Preventing Data Deception

We are continuing our theme of data transparency and effectiveness with ‘Data Deception,’ which I describe as using large numbers without context to deceive someone into believing you are more successful than you are.

I wanted to write about this after listening to an episode of The Freakonomics Podcast, in which they discussed data fabrication. Data fabrication is a more nuanced and less inflammatory term for fraud in academic research. It means faking data or “cooking the books.” The second part of the podcast explored why people engage in this behavior in academia. There were several reasons, including pressure to complete the research, outcome expectations, and, most interestingly, the potential upside of media exposure.

One example of fabricated data was a study claiming that people were less likely to lie if they signed a form at the top before filling it in rather than after. This concept could be applied to areas prone to fraud, such as tax returns, insurance claims, or home improvements made for the purpose of selling. A company tested this theory but found no difference in the results. They conducted multiple tests, thinking they were doing something wrong, as this was counter to the much-hyped research.

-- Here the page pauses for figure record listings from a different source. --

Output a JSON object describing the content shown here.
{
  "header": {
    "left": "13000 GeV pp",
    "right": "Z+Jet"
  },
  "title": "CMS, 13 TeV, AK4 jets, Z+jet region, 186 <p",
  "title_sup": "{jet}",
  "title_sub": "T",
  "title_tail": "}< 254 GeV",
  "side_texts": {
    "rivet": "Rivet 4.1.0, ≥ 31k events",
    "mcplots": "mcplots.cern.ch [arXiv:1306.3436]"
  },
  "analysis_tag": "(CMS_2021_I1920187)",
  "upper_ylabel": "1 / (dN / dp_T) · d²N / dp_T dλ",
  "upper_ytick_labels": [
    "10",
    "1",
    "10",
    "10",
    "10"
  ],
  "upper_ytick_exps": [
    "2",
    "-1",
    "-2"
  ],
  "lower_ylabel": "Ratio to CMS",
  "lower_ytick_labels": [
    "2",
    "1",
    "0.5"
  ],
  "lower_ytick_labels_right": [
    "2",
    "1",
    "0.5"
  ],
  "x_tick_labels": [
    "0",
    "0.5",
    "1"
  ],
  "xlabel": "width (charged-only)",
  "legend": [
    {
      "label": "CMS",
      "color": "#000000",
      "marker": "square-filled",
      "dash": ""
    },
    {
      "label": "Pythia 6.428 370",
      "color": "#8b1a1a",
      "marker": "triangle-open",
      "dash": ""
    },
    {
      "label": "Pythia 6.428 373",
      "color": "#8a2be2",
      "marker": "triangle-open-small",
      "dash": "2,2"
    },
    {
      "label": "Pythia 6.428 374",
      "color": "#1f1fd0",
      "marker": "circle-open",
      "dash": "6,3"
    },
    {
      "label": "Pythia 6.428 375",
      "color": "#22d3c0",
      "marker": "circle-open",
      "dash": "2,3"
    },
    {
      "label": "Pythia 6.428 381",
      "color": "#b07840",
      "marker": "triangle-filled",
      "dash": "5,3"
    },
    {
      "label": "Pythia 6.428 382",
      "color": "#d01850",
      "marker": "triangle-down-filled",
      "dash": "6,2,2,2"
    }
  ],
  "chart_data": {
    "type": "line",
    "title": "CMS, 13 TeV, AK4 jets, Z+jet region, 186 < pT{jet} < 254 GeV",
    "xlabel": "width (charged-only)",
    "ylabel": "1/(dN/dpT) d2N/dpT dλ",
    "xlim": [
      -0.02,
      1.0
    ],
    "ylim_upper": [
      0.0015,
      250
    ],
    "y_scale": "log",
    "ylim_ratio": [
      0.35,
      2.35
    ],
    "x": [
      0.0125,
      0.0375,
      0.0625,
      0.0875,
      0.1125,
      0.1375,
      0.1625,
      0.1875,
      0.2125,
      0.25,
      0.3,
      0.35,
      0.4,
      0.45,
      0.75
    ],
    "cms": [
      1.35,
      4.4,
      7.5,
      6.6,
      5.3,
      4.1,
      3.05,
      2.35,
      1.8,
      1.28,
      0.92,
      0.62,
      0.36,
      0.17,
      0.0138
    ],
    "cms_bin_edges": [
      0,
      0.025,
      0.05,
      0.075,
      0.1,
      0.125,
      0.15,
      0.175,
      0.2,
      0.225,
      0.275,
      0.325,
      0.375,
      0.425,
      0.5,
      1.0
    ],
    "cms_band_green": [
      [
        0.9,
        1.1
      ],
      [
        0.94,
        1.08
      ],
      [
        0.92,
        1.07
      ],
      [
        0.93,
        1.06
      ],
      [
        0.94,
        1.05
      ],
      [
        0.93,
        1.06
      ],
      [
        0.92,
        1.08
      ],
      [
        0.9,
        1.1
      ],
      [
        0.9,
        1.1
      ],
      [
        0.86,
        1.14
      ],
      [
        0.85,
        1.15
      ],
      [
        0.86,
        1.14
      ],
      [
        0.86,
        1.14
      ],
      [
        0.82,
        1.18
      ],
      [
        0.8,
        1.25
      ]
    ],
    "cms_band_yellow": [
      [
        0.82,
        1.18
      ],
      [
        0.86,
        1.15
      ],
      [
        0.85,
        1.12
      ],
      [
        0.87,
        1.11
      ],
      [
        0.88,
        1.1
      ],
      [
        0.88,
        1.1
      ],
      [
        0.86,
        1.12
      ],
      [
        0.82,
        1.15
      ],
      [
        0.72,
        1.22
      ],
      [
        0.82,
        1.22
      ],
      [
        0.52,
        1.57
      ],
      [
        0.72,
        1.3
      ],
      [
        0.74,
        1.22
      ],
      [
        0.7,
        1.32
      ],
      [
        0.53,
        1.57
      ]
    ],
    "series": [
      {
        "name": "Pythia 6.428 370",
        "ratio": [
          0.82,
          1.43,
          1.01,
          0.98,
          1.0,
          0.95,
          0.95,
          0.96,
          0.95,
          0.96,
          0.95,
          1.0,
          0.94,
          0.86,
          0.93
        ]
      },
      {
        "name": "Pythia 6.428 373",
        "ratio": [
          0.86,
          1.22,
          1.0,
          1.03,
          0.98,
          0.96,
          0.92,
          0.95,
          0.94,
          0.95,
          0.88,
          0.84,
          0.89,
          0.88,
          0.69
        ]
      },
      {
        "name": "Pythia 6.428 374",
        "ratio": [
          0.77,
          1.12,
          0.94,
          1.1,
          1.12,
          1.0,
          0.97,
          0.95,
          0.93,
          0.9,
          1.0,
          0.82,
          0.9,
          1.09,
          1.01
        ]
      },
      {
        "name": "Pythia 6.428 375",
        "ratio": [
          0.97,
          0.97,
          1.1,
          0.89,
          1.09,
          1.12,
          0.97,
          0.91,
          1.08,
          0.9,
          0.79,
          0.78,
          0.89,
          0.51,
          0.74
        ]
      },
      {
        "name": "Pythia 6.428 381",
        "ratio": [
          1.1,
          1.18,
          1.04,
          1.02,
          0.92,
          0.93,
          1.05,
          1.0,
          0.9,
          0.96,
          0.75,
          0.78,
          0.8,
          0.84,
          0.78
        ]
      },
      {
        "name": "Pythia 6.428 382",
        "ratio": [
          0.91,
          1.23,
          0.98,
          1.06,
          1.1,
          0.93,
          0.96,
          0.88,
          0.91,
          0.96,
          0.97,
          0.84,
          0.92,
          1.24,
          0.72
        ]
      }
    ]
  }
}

Eventually, a group of people conducted similar research, using test cases such as the distance people drive, as insurance rates are often based on this factor. The sample set mainly consisted of seniors whose driving habits differed from those of younger people. This discrepancy led many to question the validity of the data. Ultimately, while the researchers did not admit to fabricating the data, they acknowledged that it may have been flawed.

The podcast emphasized that there are various incentives to manipulate data and compromise its integrity. As digital marketers with specific KPIs to improve performance and demonstrate value, are we always as transparent and diligent with the numbers? As a judge on industry awards, I often encounter individuals who fail to disclose exact numbers, instead presenting percentages, excessive rounding, or timeline adjustments.

My wife and I often joke about seeing exaggerated percentages, such as 100%, 50%, or 80%. We once attended a meeting in Japan where an agency presented impressive numbers for every ad they produced. The client loved it and readily accepted the data, even though it seemed too good to be true. High-performing results are a win for everyone. The client gets to tell the boss the project hit a home run, and the agency receives another project. The problem for us was that we had seen the actual data. While the ads had impressive performance numbers, sales for those items from that channel didn’t improve. Why wasn’t anybody asking that question?

The data was presented in the context of an identified goal of views and clicks rather than the implied goal of increasing sales. In a later meeting, a senior manager who was primarily concerned with sales asked the real question: how much sales and revenue it drove, and no one had the answer.

In another instance, the agency team was showing 500% growth. The agency team said, “We should celebrate this massive achievement with champagne.” As the client’s strategist, I had to ask, “What was before and after?” The person presenting had no idea of the background data to support the growth claim. The stat was being used to motivate the client and give the illusion of high performance. Since no one had the data, the client suggested sending a note to their team to get the answer.

Near the end of the meeting, the senior manager requested an update, and the senior account person wanted to follow up with them. He needed time to figure out how to spin it. Under pressure, he admitted that before, it was one click, and now it was five clicks. So, yes, it’s a 500% increase, but it was only five clicks. After reviewing the data more closely, we found that the $100,000 ad spend resulted in just over a thousand additional visitors, with no conversions to sales.

In this situation, everyone was incentivized to present and accept the data at face value. Analyzing and presenting data can be challenging, as most people tend to become bored easily, and everyone is eager to hear good news. Presenting information using unicorns and rainbows by using percentages and data out of context can give everyone a warm, fuzzy feeling. Still, it can also come back to haunt you later. The client is hearing fantastic news. The problem is that, at some point, great news about increased sales will have to be explained.

With these examples, there was not necessarily data fraud but rather data deception, where the more beneficial interpretation of the data was presented. This becomes a challenge for all involved to be mature about what we are measuring and how much detail and rigor is provided. I have discussed perceived economic value many times, which, in the scenario above, was reflected in an increase in sales. When success is presented in the context of a contributory metric, traffic, you are not demonstrating the actual perceived outcome. At some point, someone will say we spent this much money. We didn’t get anything back. We didn’t even recover what we spent. By setting up crisp metrics and more focused goals, you can minimize the illusion of success with percentages or other vanity metrics.